Бывалый ратник гаденского короля развернулся с завидной для своих лет быстротой; знать, не напрасно весь день с собой тяжеленное копье таскал. На глухарином току оно без надобности. Не иначе Орда рядом.
На противоположном берегу Рыбины затрещали кусты. Кто‑то или что‑то напролом неслось сквозь заросли сплетшегося ивняка; раздались неразборчивые проклятия.
– Родгар, опять вода! – с отчаянием возопил бегущий, со всего разгона бросаясь в реку. Взметнулся фонтан брызг, словно от пущенного из катапульты ядра. Фыркая и отплевываясь, странный пришелец быстро поплыл вперед размашистыми саженками.
И тут отвратительный скрип повторился, вновь – мерзостный, гнусный, словно друг о друга терлись полуистлевшие, крошащиеся кости. Ивы внезапно затряслись, точно охваченные ужасом живые существа. На открывшийся низкий и топкий берег неспешно выкатился темно‑лиловый шар – высотой в рост человека, весь шишковатый и бугристый. Выпуклости на его неровной поверхности отливали металлом; остановившись возле самой кромки воды, шар вновь издал уже знакомый Аргнисту скрип и... распался на части.

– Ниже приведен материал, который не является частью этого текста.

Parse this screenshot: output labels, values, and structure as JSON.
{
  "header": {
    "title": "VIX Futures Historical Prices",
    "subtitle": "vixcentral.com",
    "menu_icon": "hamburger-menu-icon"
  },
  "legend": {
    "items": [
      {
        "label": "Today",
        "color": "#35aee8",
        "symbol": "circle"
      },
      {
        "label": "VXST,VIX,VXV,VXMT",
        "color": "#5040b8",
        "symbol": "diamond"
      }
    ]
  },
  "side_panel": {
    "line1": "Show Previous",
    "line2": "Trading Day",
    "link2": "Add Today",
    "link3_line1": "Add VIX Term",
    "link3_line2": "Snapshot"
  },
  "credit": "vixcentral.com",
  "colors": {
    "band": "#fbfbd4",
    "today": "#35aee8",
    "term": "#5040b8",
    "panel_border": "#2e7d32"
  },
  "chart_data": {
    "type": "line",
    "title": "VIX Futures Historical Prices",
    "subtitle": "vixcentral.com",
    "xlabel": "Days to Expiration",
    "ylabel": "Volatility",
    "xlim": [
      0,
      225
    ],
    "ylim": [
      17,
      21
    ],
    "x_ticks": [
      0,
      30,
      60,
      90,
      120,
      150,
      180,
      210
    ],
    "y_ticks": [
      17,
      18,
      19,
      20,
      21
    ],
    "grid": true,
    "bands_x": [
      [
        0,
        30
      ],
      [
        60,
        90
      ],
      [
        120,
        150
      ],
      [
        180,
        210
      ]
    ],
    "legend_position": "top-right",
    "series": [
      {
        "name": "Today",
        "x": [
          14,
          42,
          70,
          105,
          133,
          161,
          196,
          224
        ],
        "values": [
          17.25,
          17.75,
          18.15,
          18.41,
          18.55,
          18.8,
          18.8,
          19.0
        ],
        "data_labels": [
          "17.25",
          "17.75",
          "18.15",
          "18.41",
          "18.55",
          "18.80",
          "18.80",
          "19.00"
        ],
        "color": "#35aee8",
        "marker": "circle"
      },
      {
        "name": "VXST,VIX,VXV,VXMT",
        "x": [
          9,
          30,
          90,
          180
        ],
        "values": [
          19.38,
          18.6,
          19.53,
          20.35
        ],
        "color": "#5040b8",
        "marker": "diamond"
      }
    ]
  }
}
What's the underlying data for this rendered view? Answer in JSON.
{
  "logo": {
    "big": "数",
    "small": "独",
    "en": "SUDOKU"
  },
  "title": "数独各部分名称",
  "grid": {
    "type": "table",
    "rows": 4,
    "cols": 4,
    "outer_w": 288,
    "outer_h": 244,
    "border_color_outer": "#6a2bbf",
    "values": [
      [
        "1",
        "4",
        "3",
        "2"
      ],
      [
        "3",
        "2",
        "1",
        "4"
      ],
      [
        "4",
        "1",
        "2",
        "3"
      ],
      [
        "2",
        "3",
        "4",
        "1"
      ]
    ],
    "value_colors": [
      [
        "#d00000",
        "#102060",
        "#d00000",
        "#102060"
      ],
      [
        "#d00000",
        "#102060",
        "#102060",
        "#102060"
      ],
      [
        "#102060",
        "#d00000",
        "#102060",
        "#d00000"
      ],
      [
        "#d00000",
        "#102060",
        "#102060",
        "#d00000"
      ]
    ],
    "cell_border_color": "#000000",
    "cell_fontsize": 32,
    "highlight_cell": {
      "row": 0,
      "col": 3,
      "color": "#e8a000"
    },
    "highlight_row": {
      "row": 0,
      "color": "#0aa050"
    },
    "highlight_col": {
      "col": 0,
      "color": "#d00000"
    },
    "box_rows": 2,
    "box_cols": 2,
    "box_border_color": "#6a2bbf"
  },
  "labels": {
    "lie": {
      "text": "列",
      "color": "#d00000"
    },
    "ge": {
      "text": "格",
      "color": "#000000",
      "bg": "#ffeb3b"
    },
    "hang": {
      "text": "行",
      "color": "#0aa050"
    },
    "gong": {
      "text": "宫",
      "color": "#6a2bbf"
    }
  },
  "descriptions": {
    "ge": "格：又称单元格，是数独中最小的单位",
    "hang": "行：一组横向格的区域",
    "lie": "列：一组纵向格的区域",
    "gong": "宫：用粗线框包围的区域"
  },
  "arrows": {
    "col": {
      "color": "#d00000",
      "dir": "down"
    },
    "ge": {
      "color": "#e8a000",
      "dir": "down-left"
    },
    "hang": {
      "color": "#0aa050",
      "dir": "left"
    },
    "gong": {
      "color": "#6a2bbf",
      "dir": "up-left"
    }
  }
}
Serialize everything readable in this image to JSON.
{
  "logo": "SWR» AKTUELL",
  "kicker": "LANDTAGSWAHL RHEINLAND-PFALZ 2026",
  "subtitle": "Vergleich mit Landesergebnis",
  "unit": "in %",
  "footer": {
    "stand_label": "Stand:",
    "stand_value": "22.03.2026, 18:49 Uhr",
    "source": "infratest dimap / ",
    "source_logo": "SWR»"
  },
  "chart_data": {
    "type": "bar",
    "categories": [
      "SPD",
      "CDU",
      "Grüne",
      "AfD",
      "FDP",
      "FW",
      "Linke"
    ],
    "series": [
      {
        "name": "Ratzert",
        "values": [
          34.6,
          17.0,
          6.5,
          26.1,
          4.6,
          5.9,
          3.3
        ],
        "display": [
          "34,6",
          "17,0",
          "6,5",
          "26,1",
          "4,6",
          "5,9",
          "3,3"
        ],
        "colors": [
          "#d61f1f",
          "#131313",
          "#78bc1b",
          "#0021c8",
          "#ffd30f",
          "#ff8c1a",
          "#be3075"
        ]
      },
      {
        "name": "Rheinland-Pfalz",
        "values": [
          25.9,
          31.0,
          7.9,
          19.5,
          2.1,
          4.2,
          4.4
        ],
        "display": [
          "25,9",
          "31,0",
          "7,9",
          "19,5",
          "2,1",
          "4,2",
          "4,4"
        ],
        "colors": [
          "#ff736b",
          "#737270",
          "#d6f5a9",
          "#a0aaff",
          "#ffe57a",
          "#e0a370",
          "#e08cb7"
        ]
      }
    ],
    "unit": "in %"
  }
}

Стеноломы, обычные стеноломы... но чтобы они так катались?! Больше всего эти твари, каждая размером с крупного пса, напоминали самых обыкновенных майских жуков, если не считать выдававшихся далеко вперед острых и крепких челюстей.
Жуки дружно бросились в реку и – удивительное дело! – легко заскользили по поверхности, живо напоминая неких чудовищных водомерок. Словно хорошо обученные воины, они быстро окружали незадачливого пловца; тот обернулся, всхрапнул, точно напуганная лошадь, и еще быстрее заработал руками.

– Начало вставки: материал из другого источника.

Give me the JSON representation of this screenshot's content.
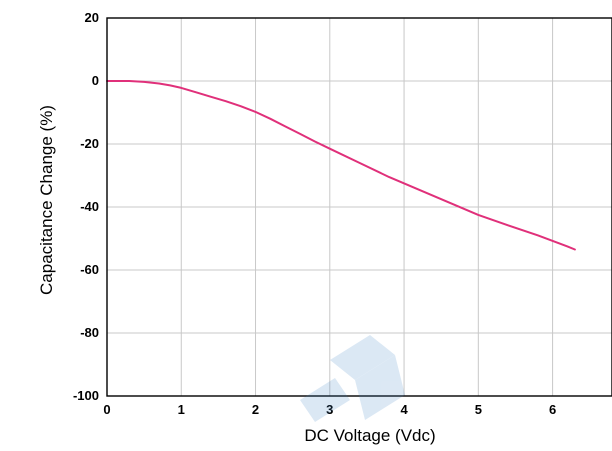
{
  "chart_data": {
    "type": "line",
    "title": "",
    "xlabel": "DC Voltage (Vdc)",
    "ylabel": "Capacitance Change (%)",
    "xlim": [
      0,
      6.8
    ],
    "ylim": [
      -100,
      20
    ],
    "x_ticks": [
      0,
      1,
      2,
      3,
      4,
      5,
      6
    ],
    "y_ticks": [
      20,
      0,
      -20,
      -40,
      -60,
      -80,
      -100
    ],
    "grid": true,
    "legend": "none",
    "series": [
      {
        "name": "",
        "color": "#e0307a",
        "x": [
          0,
          0.3,
          0.5,
          0.7,
          0.85,
          1.0,
          1.2,
          1.4,
          1.6,
          1.8,
          2.0,
          2.2,
          2.4,
          2.6,
          2.8,
          3.0,
          3.4,
          3.8,
          4.2,
          4.6,
          5.0,
          5.4,
          5.8,
          6.2,
          6.3
        ],
        "y": [
          0,
          0,
          -0.3,
          -0.8,
          -1.4,
          -2.2,
          -3.6,
          -5.0,
          -6.4,
          -8.0,
          -9.8,
          -12.0,
          -14.4,
          -16.8,
          -19.2,
          -21.5,
          -26.0,
          -30.5,
          -34.5,
          -38.5,
          -42.5,
          -45.8,
          -49.0,
          -52.5,
          -53.5
        ]
      }
    ]
  }
}
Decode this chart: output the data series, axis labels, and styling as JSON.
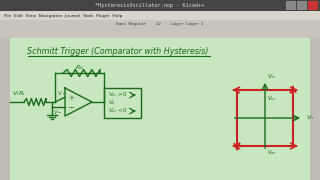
{
  "title": "*HysteresisOscillator.nop - Kicad++",
  "menu_items": "File  Edit  View  Navigation  Journal  Tools  Plugin  Help",
  "heading": "Schmitt Trigger (Comparator with Hysteresis)",
  "bg_color": "#c8e6c0",
  "toolbar_bg": "#c8c0b8",
  "canvas_bg": "#c8e6c0",
  "grid_color": "#b0d8a8",
  "circuit_color": "#1a6b1a",
  "red_color": "#cc2222",
  "title_bar_bg": "#3a3a3a",
  "title_bar_color": "#dddddd",
  "menu_bar_bg": "#d8d0c8",
  "close_btn": "#cc0000",
  "window_border": "#888888"
}
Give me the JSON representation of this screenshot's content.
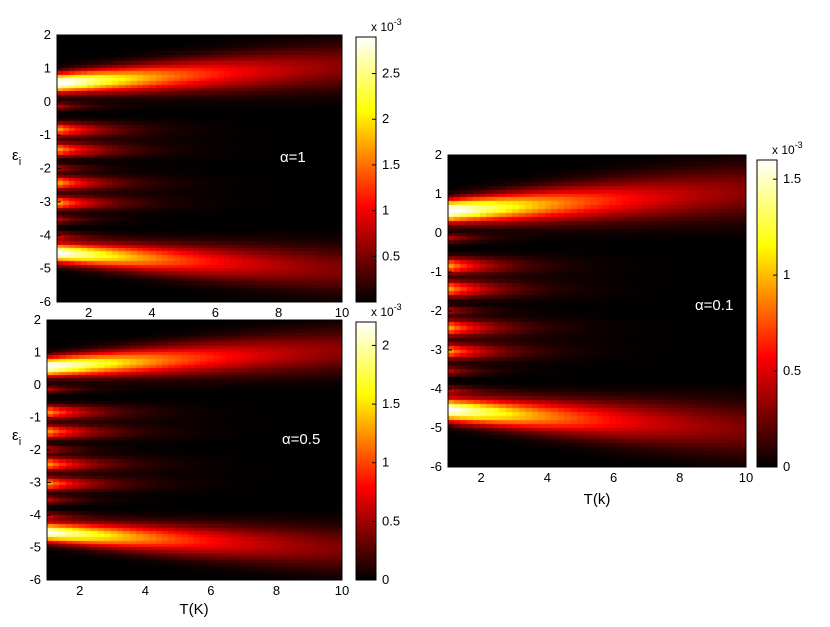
{
  "chart_data": [
    {
      "type": "heatmap",
      "annotation": "α=1",
      "xlabel": "",
      "ylabel": "ε",
      "ylabel_sub": "i",
      "xlim": [
        1,
        10
      ],
      "ylim": [
        -6,
        2
      ],
      "xticks": [
        2,
        4,
        6,
        8,
        10
      ],
      "yticks": [
        -6,
        -5,
        -4,
        -3,
        -2,
        -1,
        0,
        1,
        2
      ],
      "colorbar": {
        "range": [
          0,
          0.0029
        ],
        "ticks": [
          0.5,
          1,
          1.5,
          2,
          2.5
        ],
        "exponent_base": "x 10",
        "exponent": "-3"
      },
      "peak_level_ratio": 1.0
    },
    {
      "type": "heatmap",
      "annotation": "α=0.5",
      "xlabel": "T(K)",
      "ylabel": "ε",
      "ylabel_sub": "i",
      "xlim": [
        1,
        10
      ],
      "ylim": [
        -6,
        2
      ],
      "xticks": [
        2,
        4,
        6,
        8,
        10
      ],
      "yticks": [
        -6,
        -5,
        -4,
        -3,
        -2,
        -1,
        0,
        1,
        2
      ],
      "colorbar": {
        "range": [
          0,
          0.0022
        ],
        "ticks": [
          0,
          0.5,
          1,
          1.5,
          2
        ],
        "exponent_base": "x 10",
        "exponent": "-3"
      },
      "peak_level_ratio": 1.0
    },
    {
      "type": "heatmap",
      "annotation": "α=0.1",
      "xlabel": "T(k)",
      "ylabel": "",
      "ylabel_sub": "",
      "xlim": [
        1,
        10
      ],
      "ylim": [
        -6,
        2
      ],
      "xticks": [
        2,
        4,
        6,
        8,
        10
      ],
      "yticks": [
        -6,
        -5,
        -4,
        -3,
        -2,
        -1,
        0,
        1,
        2
      ],
      "colorbar": {
        "range": [
          0,
          0.0016
        ],
        "ticks": [
          0,
          0.5,
          1,
          1.5
        ],
        "exponent_base": "x 10",
        "exponent": "-3"
      },
      "peak_level_ratio": 1.0
    }
  ]
}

Аргнист поспешно бросил копье. Руки сами вскинули лук, глаз привычно взял прицел; свистнула выпущенная в упор стрела, битый в глаз жук перевернулся на спину и камнем пошел на дно, бессмысленно и бесполезно дрыгая всеми ногами сразу.
Второй выстрел оказался не так удачен – острие скользнуло по твердому панцирю, зато третья стрела угодила еще одному жуку прямо в глаз, составленный как будто из множества мелких стекляшек, словно фонарь над трактиром. Из раны брызнула темно‑бурая жидкость, тотчас растворившаяся в речных струях, и тварь отправилась прямиком в глубины омута.
Таковы они, эти стеноломы, – стрелой их взять можно, только если в глаз попадешь. Когда они частоколы ломают, глаза специальными пластинами панциря закрываются. Тогда их одной только смолой и остановишь.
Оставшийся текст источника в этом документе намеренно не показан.